Domain contains subdomain.
z639 opened this issue · 2 comments
Hi,
Unless I'm missing something, are these results erroneous ?
Version: 1.1.23
https://i.imgur.com/950xpqU.png
tested in Chrome 63 and Firefox 58 (Debian)
https://codepen.io/anon/pen/ddRrqo?editors=1010
Hi @z639,
Thanks for the feedback 😉
I think this is issue is simply a misunderstanding of what this library (psl
) does, and the naming of the parsed properties (tld
, ...). The library parses domains based on the public suffix list, and the parsed tld
doesn't necessarily match the actual top level domain (from ICANN's standpoint). In this case, the parsed tld
represents the public suffix.
A "public suffix" is one under which Internet users can (or historically could) directly register names. Some examples of public suffixes are .com, .co.uk and pvt.k12.ma.us. The Public Suffix List is a list of all known public suffixes.
The behaviour you are seeing is actually the expected behaviour:
https://github.com/wrangr/psl/blob/master/test/psl.parse.spec.js#L111
I believe the underlying issue is mainly the confusing property names in the parsed object. By this I mean that a better name for parsed.tld
could have been something like parsed.publicSuffix
, and maybe even keeping the parsed.tld
, but with the actual top level domain.
I'm afraid that this design issue was inherited from publicsuffix-ruby and hasn't been a major issue as long as you understand the parser's intention.
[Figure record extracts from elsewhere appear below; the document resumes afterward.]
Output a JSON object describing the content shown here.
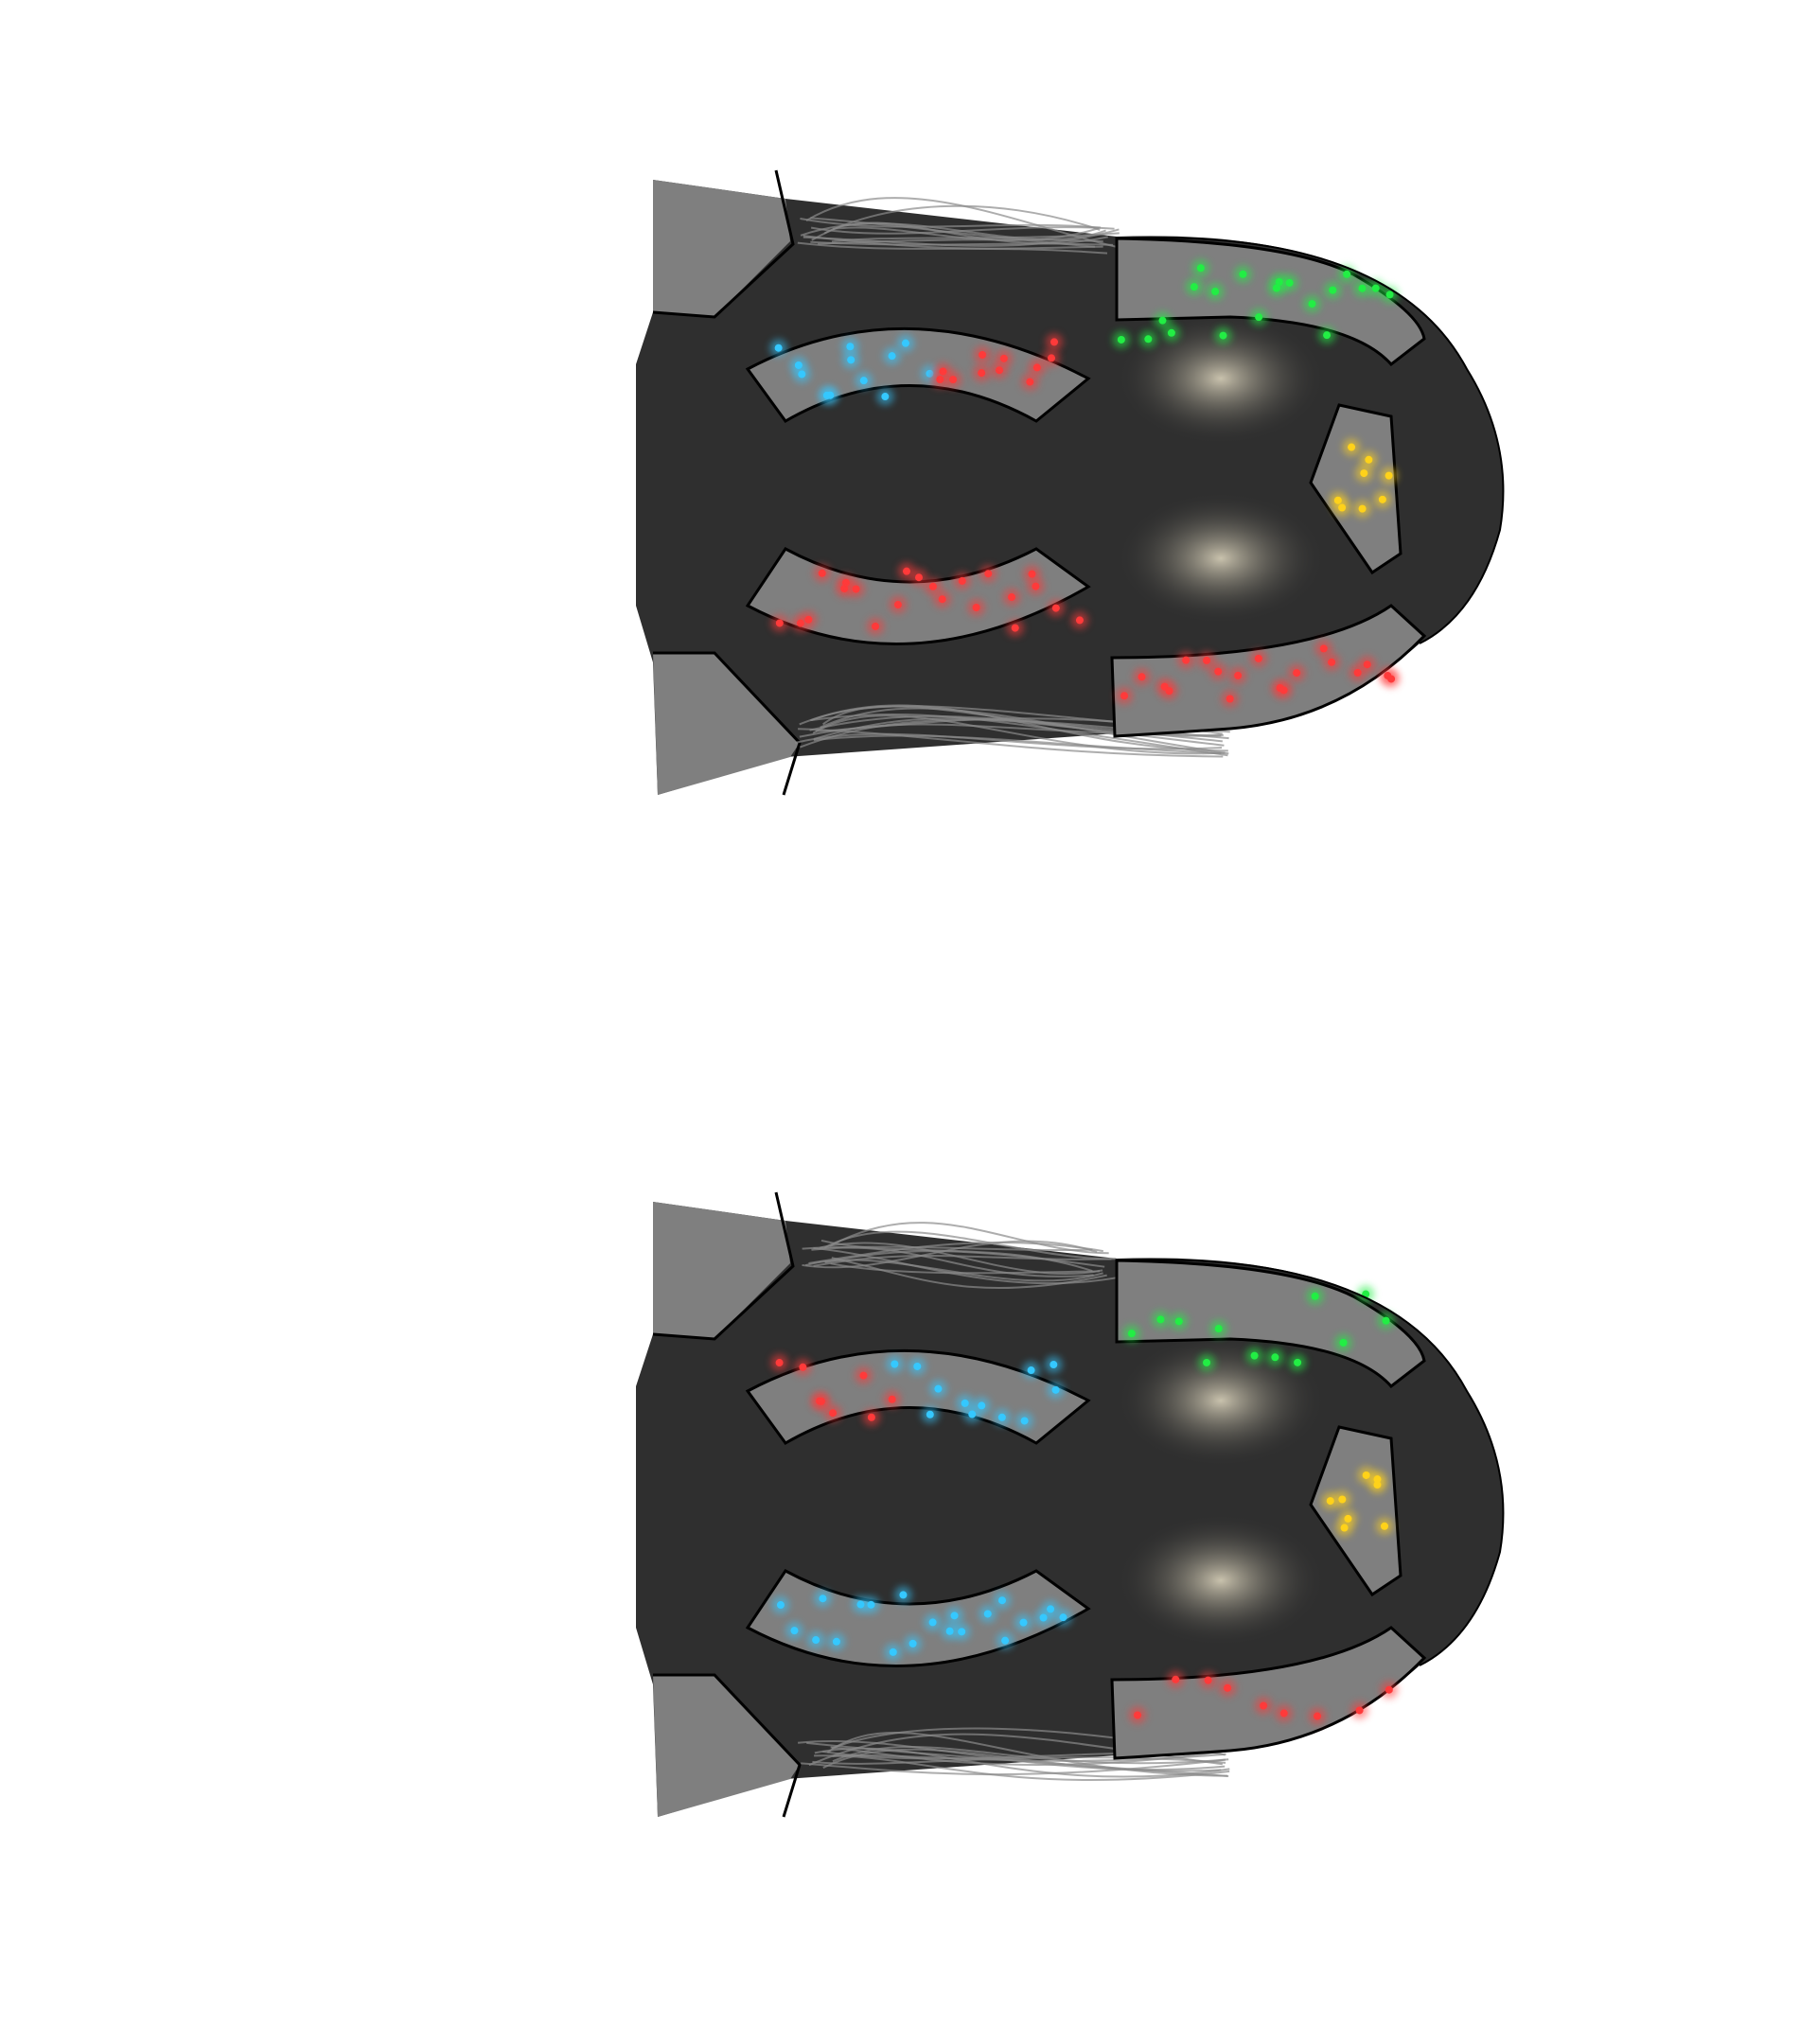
{
  "colors": {
    "background": "#ffffff",
    "cap_body": "#2f2f2f",
    "panel": "#7f7f7f",
    "outline": "#000000",
    "bulb_glow": "#c9c2ad",
    "wire": "#8a8a8a",
    "led_cyan": "#35c8ff",
    "led_red": "#ff3a3a",
    "led_green": "#22ee44",
    "led_yellow": "#ffd21a"
  },
  "diagram": {
    "description_type": "dual LED cap panel layout",
    "panels": [
      {
        "id": "top",
        "zones": {
          "front_upper_arc": {
            "leds": [
              [
                "cyan",
                12
              ],
              [
                "red",
                11
              ]
            ]
          },
          "front_lower_arc": {
            "leds": [
              [
                "red",
                22
              ]
            ]
          },
          "back_upper_band": {
            "leds": [
              [
                "green",
                20
              ]
            ]
          },
          "back_lower_band": {
            "leds": [
              [
                "red",
                19
              ]
            ]
          },
          "crown_plate": {
            "leds": [
              [
                "yellow",
                8
              ]
            ]
          }
        }
      },
      {
        "id": "bottom",
        "zones": {
          "front_upper_arc": {
            "leds": [
              [
                "red",
                8
              ],
              [
                "cyan",
                12
              ]
            ]
          },
          "front_lower_arc": {
            "leds": [
              [
                "cyan",
                21
              ]
            ]
          },
          "back_upper_band": {
            "leds": [
              [
                "green",
                12
              ]
            ]
          },
          "back_lower_band": {
            "leds": [
              [
                "red",
                9
              ]
            ]
          },
          "crown_plate": {
            "leds": [
              [
                "yellow",
                8
              ]
            ]
          }
        }
      }
    ]
  }
}
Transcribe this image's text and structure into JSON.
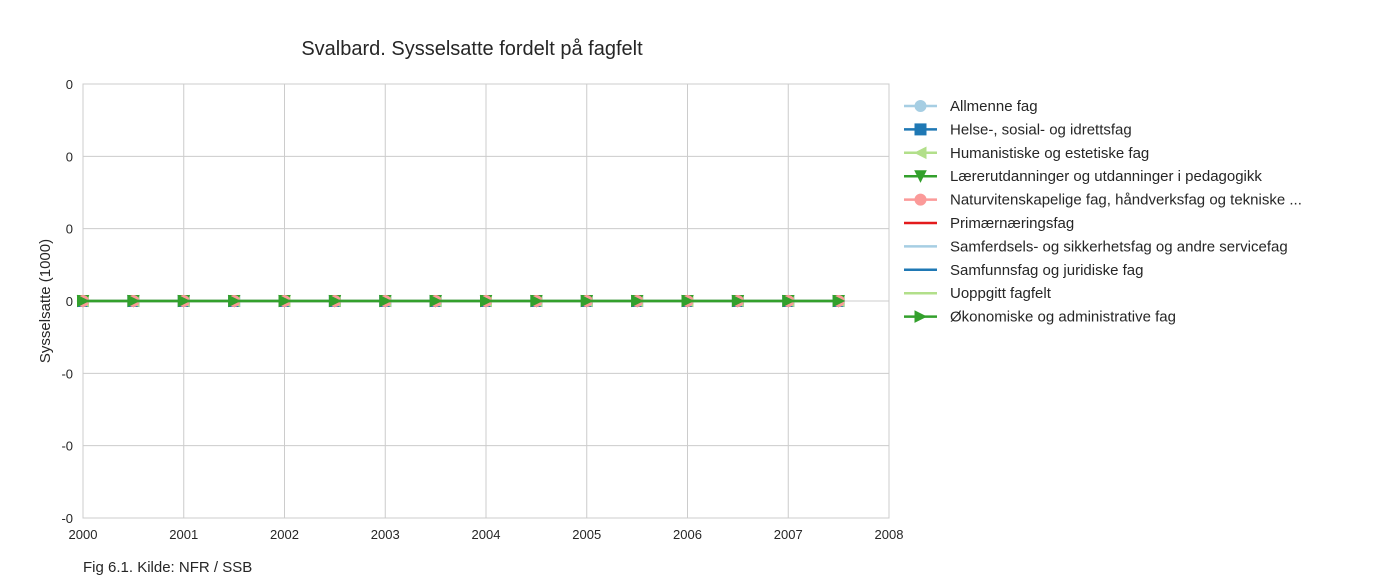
{
  "chart_data": {
    "type": "line",
    "title": "Svalbard. Sysselsatte fordelt på fagfelt",
    "xlabel": "",
    "ylabel": "Sysselsatte (1000)",
    "x_ticks": [
      "2000",
      "2001",
      "2002",
      "2003",
      "2004",
      "2005",
      "2006",
      "2007",
      "2008"
    ],
    "y_ticks": [
      "0",
      "0",
      "0",
      "0",
      "-0",
      "-0",
      "-0"
    ],
    "xlim": [
      2000,
      2008
    ],
    "ylim": [
      -0.0003,
      0.0003
    ],
    "grid": true,
    "legend_position": "right",
    "x": [
      2000,
      2000.5,
      2001,
      2001.5,
      2002,
      2002.5,
      2003,
      2003.5,
      2004,
      2004.5,
      2005,
      2005.5,
      2006,
      2006.5,
      2007,
      2007.5
    ],
    "series": [
      {
        "name": "Allmenne fag",
        "color": "#a6cee3",
        "marker": "circle",
        "values": [
          0,
          0,
          0,
          0,
          0,
          0,
          0,
          0,
          0,
          0,
          0,
          0,
          0,
          0,
          0,
          0
        ]
      },
      {
        "name": "Helse-, sosial- og idrettsfag",
        "color": "#1f78b4",
        "marker": "square",
        "values": [
          0,
          0,
          0,
          0,
          0,
          0,
          0,
          0,
          0,
          0,
          0,
          0,
          0,
          0,
          0,
          0
        ]
      },
      {
        "name": "Humanistiske og estetiske fag",
        "color": "#b2df8a",
        "marker": "triangle-left",
        "values": [
          0,
          0,
          0,
          0,
          0,
          0,
          0,
          0,
          0,
          0,
          0,
          0,
          0,
          0,
          0,
          0
        ]
      },
      {
        "name": "Lærerutdanninger og utdanninger i pedagogikk",
        "color": "#33a02c",
        "marker": "triangle-down",
        "values": [
          0,
          0,
          0,
          0,
          0,
          0,
          0,
          0,
          0,
          0,
          0,
          0,
          0,
          0,
          0,
          0
        ]
      },
      {
        "name": "Naturvitenskapelige fag, håndverksfag og tekniske ...",
        "color": "#fb9a99",
        "marker": "circle",
        "values": [
          0,
          0,
          0,
          0,
          0,
          0,
          0,
          0,
          0,
          0,
          0,
          0,
          0,
          0,
          0,
          0
        ]
      },
      {
        "name": "Primærnæringsfag",
        "color": "#e31a1c",
        "marker": "none",
        "values": [
          0,
          0,
          0,
          0,
          0,
          0,
          0,
          0,
          0,
          0,
          0,
          0,
          0,
          0,
          0,
          0
        ]
      },
      {
        "name": "Samferdsels- og sikkerhetsfag og andre servicefag",
        "color": "#a6cee3",
        "marker": "none",
        "values": [
          0,
          0,
          0,
          0,
          0,
          0,
          0,
          0,
          0,
          0,
          0,
          0,
          0,
          0,
          0,
          0
        ]
      },
      {
        "name": "Samfunnsfag og juridiske fag",
        "color": "#1f78b4",
        "marker": "none",
        "values": [
          0,
          0,
          0,
          0,
          0,
          0,
          0,
          0,
          0,
          0,
          0,
          0,
          0,
          0,
          0,
          0
        ]
      },
      {
        "name": "Uoppgitt fagfelt",
        "color": "#b2df8a",
        "marker": "none",
        "values": [
          0,
          0,
          0,
          0,
          0,
          0,
          0,
          0,
          0,
          0,
          0,
          0,
          0,
          0,
          0,
          0
        ]
      },
      {
        "name": "Økonomiske og administrative fag",
        "color": "#33a02c",
        "marker": "triangle-right",
        "values": [
          0,
          0,
          0,
          0,
          0,
          0,
          0,
          0,
          0,
          0,
          0,
          0,
          0,
          0,
          0,
          0
        ]
      }
    ]
  },
  "caption": "Fig 6.1. Kilde: NFR / SSB"
}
However, I can see that they have since added support for what they call private domains, which gives you the option to switch off support for private (non-ICANN), and as such would behave as you expected. Would something like this do the trick? It might be worth exploring...
Thoughts?
Thanks for the info and the fast reply.
Yes, I think that addition would do what I'm looking for.
I found your github through this stackoverflow page https://stackoverflow.com/questions/9752963/get-domain-name-without-subdomains-using-javascript and I'm basically looking for a way to check that a domain is valid and then remove any subdomains/prefixes to see if the main domain itself is in an array of white listed domains.
I'll try and figure out how they're doing that at the ruby repository.
Thanks again.